Pergunta: Sua arte é um convite à interação: na sonoridade das esculturas, na experiência das suas instalações e performances, na simbiose entre arte e vida, na ruptura limite institucional. Como vê o papel do espectador diante do seu trabalho?
Ricardo Siri: Tento criar intervenções inusitadas, quase absurdas, mas de fácil compreensão. Sinto que o espectador reconhece a história que conto e com isso se identifica quase de imediato. Esse é o ponto de partida. Um tema, um título simples, um fusca, um ninho, samba, batucada, gestação… A obra criada, ganha corpo, pensamento e vida própria, em constante reencarnação. Pronta para ir ao encontro do espectador. O que move o espectador ao seu encontro? A necessidade de uma nova experiência. Mas para submergir nessa experiência, ele tem que ter algum ponto onde se relacione com a obra. Um ponto incomum, um acorde, uma célula, um disparo. Do outro lado, a obra deve incluir o seu espectador. Não como um embate entre dois pensamentos, mas como elemento de complementação. Uma unidade simples deve ser descoberta entre eles e somente por eles. Essa afinidade os tornam cúmplices. Esvaziam- se sentidos para transformá-los em algo novo, surpreendente e único.
Há uma urgência expressiva marcante no seu trabalho. Como se sua obra falasse para o minuto presente. O que o “agora” significa pra você?
Acredito que cada artista tem o seu tempo. Depende de onde nos encontramos, onde trabalhamos, que material usamos e de sua forma e dimensões. O tempo está relacionado com a experiência da arte. Estive desde pequeno próximo à natureza. Horas em observação, esperando um pássaro pousar ou dias esperando ele construir seu ninho e atrair seu parceiro. Observando as minhas plantações, as sementes crescendo, frutificando e sendo colhidas e ingeridas. Ou as abelhas, pousando de flor em flor, produzindo mel e cera. Cada abelha poliniza em vida cerca de 1000 flores por dia e vive em média somente 40 dias. O ciclo do tempo entre dias e noites, primavera/verão . São tempos alinhados e praticamente imutáveis. Após a revolução industrial, ganhamos tempo como expectativa de vida, mas perdemos pela sensação subjetiva do tempo. Com a chegada da revolução digital, essa sensação subjetiva do tempo se torna ainda mais sufocante. Somos dominados pela pressa. Daí minha necessidade de retomar a essência, moldar o tempo com minhas experiências artísticas em minha casa/ateliê no bucólico bairro de Santa Teresa, no Rio de janeiro e produzi-las pensando só naquele exato momento. E, se em algum instante, nem que seja por um fio de tempo, não penso, aí acredito que cheguei a algum lugar: um lugar sem qualquer sinal de passagem do tempo, mas com a simples sensação de existir. Esse lugar a que me refiro, seria um lugar sem tempo/espaço, um lugar pleno, utópico, um lugar de transe onde o artista reside.
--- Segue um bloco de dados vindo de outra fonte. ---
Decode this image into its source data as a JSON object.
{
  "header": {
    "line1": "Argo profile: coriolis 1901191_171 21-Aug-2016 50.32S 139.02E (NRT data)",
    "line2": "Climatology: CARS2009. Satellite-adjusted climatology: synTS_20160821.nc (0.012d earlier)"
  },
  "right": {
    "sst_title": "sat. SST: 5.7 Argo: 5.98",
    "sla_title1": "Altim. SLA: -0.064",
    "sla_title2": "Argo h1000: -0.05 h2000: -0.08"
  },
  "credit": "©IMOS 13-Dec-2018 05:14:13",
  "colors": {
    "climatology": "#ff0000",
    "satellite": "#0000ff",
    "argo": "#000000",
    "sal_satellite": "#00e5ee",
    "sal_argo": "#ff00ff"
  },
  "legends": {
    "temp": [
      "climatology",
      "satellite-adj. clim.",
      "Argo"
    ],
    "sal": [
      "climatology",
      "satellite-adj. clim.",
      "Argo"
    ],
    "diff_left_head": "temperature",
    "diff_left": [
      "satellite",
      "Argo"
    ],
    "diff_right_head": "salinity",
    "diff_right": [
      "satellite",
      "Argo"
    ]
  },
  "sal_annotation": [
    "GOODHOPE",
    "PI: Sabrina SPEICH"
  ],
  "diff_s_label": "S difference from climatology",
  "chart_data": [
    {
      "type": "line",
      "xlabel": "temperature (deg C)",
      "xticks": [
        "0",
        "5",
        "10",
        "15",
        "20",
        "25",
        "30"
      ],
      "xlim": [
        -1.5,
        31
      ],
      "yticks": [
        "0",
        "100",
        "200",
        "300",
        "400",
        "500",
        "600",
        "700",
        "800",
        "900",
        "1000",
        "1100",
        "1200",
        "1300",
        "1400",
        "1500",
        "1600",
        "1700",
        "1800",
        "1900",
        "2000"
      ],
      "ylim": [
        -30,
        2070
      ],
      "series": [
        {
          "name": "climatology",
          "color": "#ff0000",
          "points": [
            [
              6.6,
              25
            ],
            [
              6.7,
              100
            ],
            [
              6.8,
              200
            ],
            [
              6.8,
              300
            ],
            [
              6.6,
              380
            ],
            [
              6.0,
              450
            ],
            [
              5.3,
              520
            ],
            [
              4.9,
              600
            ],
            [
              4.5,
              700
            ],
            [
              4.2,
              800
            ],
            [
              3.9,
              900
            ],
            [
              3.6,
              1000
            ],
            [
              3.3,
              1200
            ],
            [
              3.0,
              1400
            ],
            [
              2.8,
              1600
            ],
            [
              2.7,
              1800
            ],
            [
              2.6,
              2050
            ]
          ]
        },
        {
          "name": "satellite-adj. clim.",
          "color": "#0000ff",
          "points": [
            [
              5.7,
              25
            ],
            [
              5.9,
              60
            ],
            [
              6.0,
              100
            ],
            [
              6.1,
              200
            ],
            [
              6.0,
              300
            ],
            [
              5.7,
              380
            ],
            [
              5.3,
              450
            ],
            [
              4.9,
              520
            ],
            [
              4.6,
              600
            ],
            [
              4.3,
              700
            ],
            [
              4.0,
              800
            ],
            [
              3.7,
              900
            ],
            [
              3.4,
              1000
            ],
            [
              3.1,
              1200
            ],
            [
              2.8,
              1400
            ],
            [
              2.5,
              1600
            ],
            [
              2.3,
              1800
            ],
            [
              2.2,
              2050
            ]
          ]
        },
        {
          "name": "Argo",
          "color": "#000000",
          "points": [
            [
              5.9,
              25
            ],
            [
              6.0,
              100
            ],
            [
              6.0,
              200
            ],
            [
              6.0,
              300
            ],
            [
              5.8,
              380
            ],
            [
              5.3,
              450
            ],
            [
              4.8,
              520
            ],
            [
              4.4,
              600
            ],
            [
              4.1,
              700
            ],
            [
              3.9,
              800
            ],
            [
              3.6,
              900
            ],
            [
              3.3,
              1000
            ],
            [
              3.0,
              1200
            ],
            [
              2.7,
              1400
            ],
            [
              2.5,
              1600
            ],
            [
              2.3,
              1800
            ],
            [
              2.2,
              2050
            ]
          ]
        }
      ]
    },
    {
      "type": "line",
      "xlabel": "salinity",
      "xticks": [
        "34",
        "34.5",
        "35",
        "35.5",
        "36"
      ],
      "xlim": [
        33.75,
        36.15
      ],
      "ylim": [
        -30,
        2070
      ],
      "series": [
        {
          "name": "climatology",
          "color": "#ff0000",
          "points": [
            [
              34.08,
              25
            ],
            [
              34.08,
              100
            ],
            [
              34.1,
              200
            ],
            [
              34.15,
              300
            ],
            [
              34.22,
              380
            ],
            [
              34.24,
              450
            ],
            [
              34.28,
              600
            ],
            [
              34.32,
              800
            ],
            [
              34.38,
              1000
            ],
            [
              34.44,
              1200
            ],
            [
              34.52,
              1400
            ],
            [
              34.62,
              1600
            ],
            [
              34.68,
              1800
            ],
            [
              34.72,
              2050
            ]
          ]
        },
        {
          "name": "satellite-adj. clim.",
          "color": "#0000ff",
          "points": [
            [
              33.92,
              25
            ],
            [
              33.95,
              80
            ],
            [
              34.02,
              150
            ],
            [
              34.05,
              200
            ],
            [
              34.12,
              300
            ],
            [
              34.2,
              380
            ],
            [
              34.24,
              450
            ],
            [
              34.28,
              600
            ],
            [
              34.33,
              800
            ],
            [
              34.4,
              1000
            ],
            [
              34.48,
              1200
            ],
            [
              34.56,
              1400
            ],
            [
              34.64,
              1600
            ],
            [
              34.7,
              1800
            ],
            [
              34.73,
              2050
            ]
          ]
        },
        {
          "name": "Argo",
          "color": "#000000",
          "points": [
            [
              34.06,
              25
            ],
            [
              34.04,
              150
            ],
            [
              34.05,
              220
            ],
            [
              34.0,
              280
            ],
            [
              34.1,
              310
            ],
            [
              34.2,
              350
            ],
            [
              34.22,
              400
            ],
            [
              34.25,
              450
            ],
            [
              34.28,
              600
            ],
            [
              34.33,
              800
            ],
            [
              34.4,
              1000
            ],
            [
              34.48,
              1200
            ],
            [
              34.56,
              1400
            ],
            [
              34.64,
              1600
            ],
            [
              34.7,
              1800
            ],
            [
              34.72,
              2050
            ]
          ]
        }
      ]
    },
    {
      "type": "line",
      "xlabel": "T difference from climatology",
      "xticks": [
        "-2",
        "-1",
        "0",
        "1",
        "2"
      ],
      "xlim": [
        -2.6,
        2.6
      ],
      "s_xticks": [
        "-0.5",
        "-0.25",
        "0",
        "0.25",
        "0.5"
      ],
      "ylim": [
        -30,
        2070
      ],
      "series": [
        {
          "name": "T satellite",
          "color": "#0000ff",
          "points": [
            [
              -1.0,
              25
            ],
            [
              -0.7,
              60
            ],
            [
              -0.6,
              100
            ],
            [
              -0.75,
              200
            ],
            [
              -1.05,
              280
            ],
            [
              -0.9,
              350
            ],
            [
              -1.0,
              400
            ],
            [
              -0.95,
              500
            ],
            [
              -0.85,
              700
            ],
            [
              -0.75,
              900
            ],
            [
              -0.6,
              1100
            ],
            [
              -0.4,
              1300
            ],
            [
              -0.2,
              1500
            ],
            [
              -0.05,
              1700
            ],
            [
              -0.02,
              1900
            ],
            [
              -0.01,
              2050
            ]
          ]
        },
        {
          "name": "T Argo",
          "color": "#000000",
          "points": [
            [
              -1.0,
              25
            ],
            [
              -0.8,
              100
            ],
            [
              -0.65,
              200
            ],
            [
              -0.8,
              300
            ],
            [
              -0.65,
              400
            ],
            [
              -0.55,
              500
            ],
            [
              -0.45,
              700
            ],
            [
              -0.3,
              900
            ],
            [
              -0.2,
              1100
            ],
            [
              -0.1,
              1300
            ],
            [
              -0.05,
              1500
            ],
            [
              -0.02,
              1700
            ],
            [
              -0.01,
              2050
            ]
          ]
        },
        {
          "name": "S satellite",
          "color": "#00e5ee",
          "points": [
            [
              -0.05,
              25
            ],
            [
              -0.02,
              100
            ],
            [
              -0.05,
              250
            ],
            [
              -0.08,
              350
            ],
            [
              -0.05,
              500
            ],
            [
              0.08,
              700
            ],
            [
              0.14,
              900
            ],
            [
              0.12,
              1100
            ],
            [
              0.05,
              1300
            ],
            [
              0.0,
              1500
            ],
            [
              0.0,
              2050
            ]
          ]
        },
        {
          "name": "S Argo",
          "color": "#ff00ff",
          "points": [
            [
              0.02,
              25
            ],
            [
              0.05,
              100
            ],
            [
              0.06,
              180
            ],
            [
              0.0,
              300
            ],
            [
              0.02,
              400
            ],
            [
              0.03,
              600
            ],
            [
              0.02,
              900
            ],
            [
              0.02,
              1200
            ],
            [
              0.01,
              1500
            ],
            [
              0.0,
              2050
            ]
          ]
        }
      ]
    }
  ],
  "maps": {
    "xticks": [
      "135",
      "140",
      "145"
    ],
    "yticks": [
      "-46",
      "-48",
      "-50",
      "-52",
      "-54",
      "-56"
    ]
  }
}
O artista visual Ricardo Siri é concreto, rigoroso – as formas significam, ainda que na subversão. O artista sonoro Ricardo Siri é abstrato, improvisado, não estrutural. Trata-se do mesmo artista? Como conseguir harmonia no trabalho visto em conjunto?
Sempre fui autodidata e intuitivo até começar a estudar percussão. Foi amor à primeira vista e me tornei um virtuose no instrumento. Me atirei em estudos de novas culturas a partir dos tambores. Eles retribuíram, me levando a conhecer o mundo nos shows em que participei. Me tornei mais rigoroso com os estudos quando me formei em bateria na Los Angeles Music School. Tudo que aprendi até o momento teria que ser revisto e ser eu mesmo. Fui engolido pelas artes visuais. Nunca mais fui o mesmo quando percebi que não existia regras para compor. Meus instrumentos também eram agora as ferramentas: martelos, lixadeiras, soldas e serras da minha oficina, tudo ao mesmo tempo. Não sei se tenho ateliê, oficina ou estúdio, tenho os três; às vezes me confundo no que faço, nessa hora vou cuidar do jardim e das minhas abelhas e galinhas. Às vezes acho que só compus uma música, todas são continuações ou auto plágios. Sigo criando e aprendendo. Não sei quem sou.